The invariant linage correlation with blastomeres parceled particular colored cytoplasms is shown on the map.There are invariant cleavages and lineages that do not prove cell specification.
It is necessary to test regulative versus cell autonomously determination of cell fate.In the next three figures, the classic isolation experiments attempt to show that cell fate is determined by the cytoplasmic determinants that they acquire.The B4.1 pair of blastomeres are separated from the rest of the embryo using a glass needle.The yellow crecent cytoplasm is correlated with muscle cell fate.
The results of the isolation experiments can be seen here.In each case, the isolated blastomeres give rise to a subset of cell fates normally produced in the intact embryo.The blastomeres don't compensate for their missing neighbors.There are two animal pole blastomeres, a 4.2 and b 4.2.A 4.1 and B 4.1 give rise to muscles and cells in the body.None of the isolated blastomeres can give rise to a normal embryo.

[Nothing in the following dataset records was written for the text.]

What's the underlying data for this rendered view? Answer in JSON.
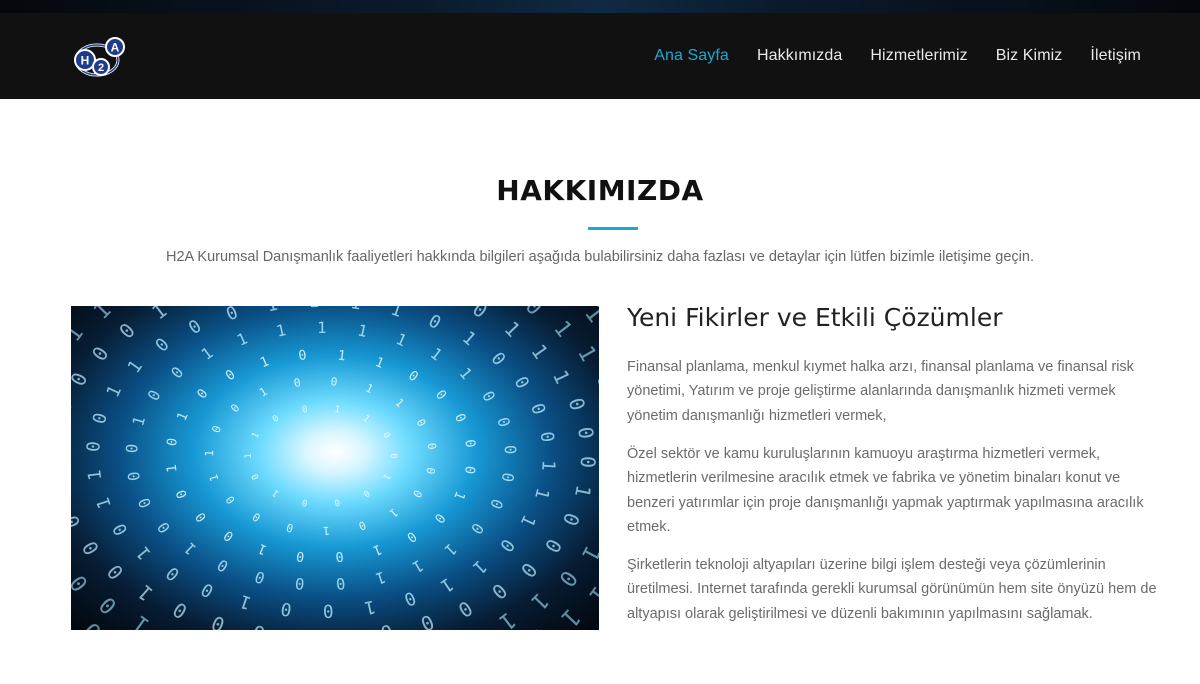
{
  "brand": {
    "logo_text": "H2A",
    "colors": {
      "accent": "#1aa9d6",
      "navbar_bg": "#111111",
      "text_dark": "#111111"
    }
  },
  "nav": {
    "items": [
      {
        "label": "Ana Sayfa",
        "active": true
      },
      {
        "label": "Hakkımızda",
        "active": false
      },
      {
        "label": "Hizmetlerimiz",
        "active": false
      },
      {
        "label": "Biz Kimiz",
        "active": false
      },
      {
        "label": "İletişim",
        "active": false
      }
    ]
  },
  "about": {
    "title": "HAKKIMIZDA",
    "intro": "H2A Kurumsal Danışmanlık faaliyetleri hakkında bilgileri aşağıda bulabilirsiniz daha fazlası ve detaylar için lütfen bizimle iletişime geçin.",
    "image": "binary-tunnel-image",
    "content_title": "Yeni Fikirler ve Etkili Çözümler",
    "paragraphs": [
      "Finansal planlama, menkul kıymet halka arzı, finansal planlama ve finansal risk yönetimi, Yatırım ve proje geliştirme alanlarında danışmanlık hizmeti vermek yönetim danışmanlığı hizmetleri vermek,",
      "Özel sektör ve kamu kuruluşlarının kamuoyu araştırma hizmetleri vermek, hizmetlerin verilmesine aracılık etmek ve fabrika ve yönetim binaları konut ve benzeri yatırımlar için proje danışmanlığı yapmak yaptırmak yapılmasına aracılık etmek.",
      "Şirketlerin teknoloji altyapıları üzerine bilgi işlem desteği veya çözümlerinin üretilmesi. Internet tarafında gerekli kurumsal görünümün hem site önyüzü hem de altyapısı olarak geliştirilmesi ve düzenli bakımının yapılmasını sağlamak."
    ]
  }
}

The pole animal blastomeres, b 4.2, acquire some of the "yellow crescent" cytoplasm after using a needle to manipulate the equatorial cleavage plane.Some muscle cells are created when these blastomeres are isolated.The "yellow crescent" cytoplasm can determine muscle cell fate in a cell autonomously.
The location of the animal pole is determined by a canal.The early pattern of cleavages is determined by thesymmetry of the egg, not the site of sperm entry.Boveri described a band of color to the animal-vegetal axis.The location of the archenteron's cytoplasm is indicated by these granules.Horstadius showed that only the vegetal blastomere would give rise to micromeres, gastrulate, and form skeleton.His conclusion was that the factors located in half are necessary for micromeres, gastrulation and archenteron fromation.The pattern of early breasts.The micromeres arise from an equal division of the blastomeres.
The map shows the fate of the sea urchin blastula.The primary mesenchyme cells are the micromeres.
If the blastomeres are isolated from each other, they will be able to regulate their fate and give rise to 4 small pluteus stage larvae.
If you isolated animal half blastomeres you found that they only produced an animalized dauerblastula that did not express any cell fates.The fate of the cells can be regulated with the help of isolated half vegetal blastomeres.Isolated micromeres are always on schedule and undergo the correct number of cell divisions.Micromeres are the progenitors of the skeletogenic mesenchyme cells when they first appear at the 16 cell stage.Micromeres could "induce" new cell fates in the animal pole blastomeres, despite the fact that micromere fate was "fixed or determined" at the time of their birth.The micromeres were able to induce fates in the animal pole blastomeres.The late experiment in "C" shows that when micromeres are added to an animal half blastula you can induce the formation of a recognizable larva.